GPELab uses multicore CPUs, but MATLAB puts performance constraints on the calculations. The main selling point of GPUE is, naturally, that it uses the GPU. Apart from the GPU routines, some auxiliary computations are also parallelized on the CPU. GPUE can use only one GPU. TS-MPI was conceived to be massively parallel, so it can use several GPUs and it also runs on a cluster, but in the absence of these resources, a multicore CPU will do. Its GPU kernel can handle several types of the Gross-Pitaevskii equation, but it is not extended yet to work with a nonzero angular velocity.
|Parallel and Distributed Computing||TS-MPI||GPUE||GPELab|
We created two test cases. One is a real time evolution of a Gaussian initial state in a harmonic potential with open boundary conditions on a 2D lattice of 256x256 points. We measured the wall clock time of the kernel execution. The GPU kernels were tested on an Nvidia Tesla C2050 card, and the CPU kernels ran on a four-core Intel i7-4790 @ 3.60GHz. The purpose was measuring the performance on a single node, so we did not use TS-MPI's distributed capabilities.
$ gpue -x 256 -y 256 -T 1e-4 -t 1e-4 -n 1e6 -g 0 -e 2e4 -p 1000 -r 0 -w 0. -o 0 -d 0 -l 0 -s 0 -i 1.0 -P 0.0 -G 1.0 -L 0 -X 1 -Y 1 -k 0 -O 0.0 -W 1 -U 0 -V 0 -S 0.0 -a 0 $ gpue -x 256 -y 256 -T 1e-4 -t 1e-4 -n 1e6 -g 4.01e4 -e 0 -p 1000 -r 0 -w 0. -o 0 -d 0 -l 0 -s 0 -i 1.0 -P 0.0 -G 1.0 -L 0 -X 1 -Y 1 -k 0 -O 0.0 -W 1 -U 0 -V 0 -S 0.0 -a 0*
The following table summarizes the execution time of the kernels (in seconds, see also the figure):
|Implementation||Real-Time Evolution||Imaginary-Time Evolution|
|TS-MPI CPU kernel||50.3||66.1|
|TS-MPI GPU kernel||10.7||22.9|
Looking at the execution time, GPUE is the clear winner. It has a marginal advantage over TS-MPI with the GPU kernel in real-time evolution, but it is faster in imaginary-time evolution. This is a limitation of the Trotter-Suzuki approximation when applied to imaginary-time evolution: the state has to be renormalized in every iteration, which results in a substantial increase in computational time.
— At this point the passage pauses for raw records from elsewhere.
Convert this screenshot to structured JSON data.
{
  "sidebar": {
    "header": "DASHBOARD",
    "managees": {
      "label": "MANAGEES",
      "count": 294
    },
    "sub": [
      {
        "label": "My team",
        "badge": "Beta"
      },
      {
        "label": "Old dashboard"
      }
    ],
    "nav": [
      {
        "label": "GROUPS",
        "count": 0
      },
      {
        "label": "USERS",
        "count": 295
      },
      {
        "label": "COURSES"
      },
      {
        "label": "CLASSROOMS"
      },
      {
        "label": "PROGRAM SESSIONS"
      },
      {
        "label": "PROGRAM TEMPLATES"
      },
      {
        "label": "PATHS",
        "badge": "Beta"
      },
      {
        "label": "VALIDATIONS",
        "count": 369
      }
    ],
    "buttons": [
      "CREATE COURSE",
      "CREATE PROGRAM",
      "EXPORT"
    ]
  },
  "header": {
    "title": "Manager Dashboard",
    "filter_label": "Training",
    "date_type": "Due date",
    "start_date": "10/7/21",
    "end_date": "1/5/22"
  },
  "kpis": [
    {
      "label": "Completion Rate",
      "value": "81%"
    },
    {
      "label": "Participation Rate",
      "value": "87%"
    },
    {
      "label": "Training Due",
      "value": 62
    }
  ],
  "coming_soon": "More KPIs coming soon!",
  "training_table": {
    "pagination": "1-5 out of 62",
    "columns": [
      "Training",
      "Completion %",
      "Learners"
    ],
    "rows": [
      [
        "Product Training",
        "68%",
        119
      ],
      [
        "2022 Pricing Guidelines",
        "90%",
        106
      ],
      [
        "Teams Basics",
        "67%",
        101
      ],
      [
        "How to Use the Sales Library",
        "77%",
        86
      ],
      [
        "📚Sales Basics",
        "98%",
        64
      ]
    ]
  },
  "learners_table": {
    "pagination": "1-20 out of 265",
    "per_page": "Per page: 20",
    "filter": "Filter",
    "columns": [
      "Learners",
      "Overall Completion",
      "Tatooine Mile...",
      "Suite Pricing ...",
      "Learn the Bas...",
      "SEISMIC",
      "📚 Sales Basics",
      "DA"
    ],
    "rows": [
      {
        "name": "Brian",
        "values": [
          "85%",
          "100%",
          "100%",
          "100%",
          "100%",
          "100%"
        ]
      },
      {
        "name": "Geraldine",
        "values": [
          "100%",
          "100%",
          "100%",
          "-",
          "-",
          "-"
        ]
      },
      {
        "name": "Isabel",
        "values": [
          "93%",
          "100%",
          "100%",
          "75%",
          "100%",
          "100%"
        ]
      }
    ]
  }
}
The overhead of MATLAB is stunning. To keep the comparison apples to apples, the closest equivalent is the CPU kernel of TS-MPI. Even compared to that, it is 37x slower in real-time evolution, and 42x slower in imaginary-time evolution.
The precision of all kernels were very close, so a detailed comparison is unnecessary. All in all, there is a huge price to pay for using MATLAB both in terms of licence fees and in computational time, whereas GPUE and TS-MPI are head to head in raw performance.